Herring was a 19-yearold University of Virginia student when he wore brown makeup and a wig to look like rapper Kurtis Blow at a 1980 party. Three years before that, white actor Gene Wilder darkened his face with shoe polish in the movie “Silver Streak” co-starring Richard Pryor. He used a stereotypical walk to impersonate a black person living in an urban neighborhood.
On television, viewers could see a Tom and Jerry cartoon featuring the character Mammy Two Shoes, an obese black maid who spoke in a stereotypical voice. The 1940s cartoon series was shown across several markets throughout the 1980s. Television stations ignored complaints from civil rights groups.

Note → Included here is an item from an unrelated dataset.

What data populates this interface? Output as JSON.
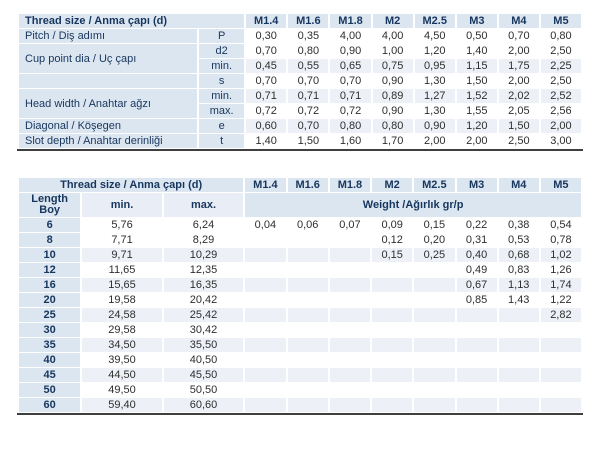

Elsewhere, Miami erupted into riots following the acquittal of white police officers who killed black salesman and retired Marine Arthur McDuffie in what many called a case of police brutality. President Jimmy Carter visited and pressed for an end to the violence, but a protester threw a bottle at his limousine as he left.
When Northam wore blackface to imitate Michael Jackson and copy his moonwalking skills at a 1984 San Antonio dance contest, television stations still aired Looney Tunes episodes with racially insensitive images using Bugs Bunny and other characters despite some controversial episodes being taken off the air in 1968.
African-Americans, however, had reason to be hopeful amid electoral gains. A year before, in 1983, Chicago became the latest city to elect a black mayor, Harold Washington, after activists registered 100,000 new black voters. That election, Jesse Jackson later said, paved the way for him to seek the Democratic nomination for president in 1984.
“It was out of that context that my own candidacy emerged,” Jackson said in the 1990 “Eyes on the Prize” documentary. Jackson lost the nomination to former Vice President Walter Mondale.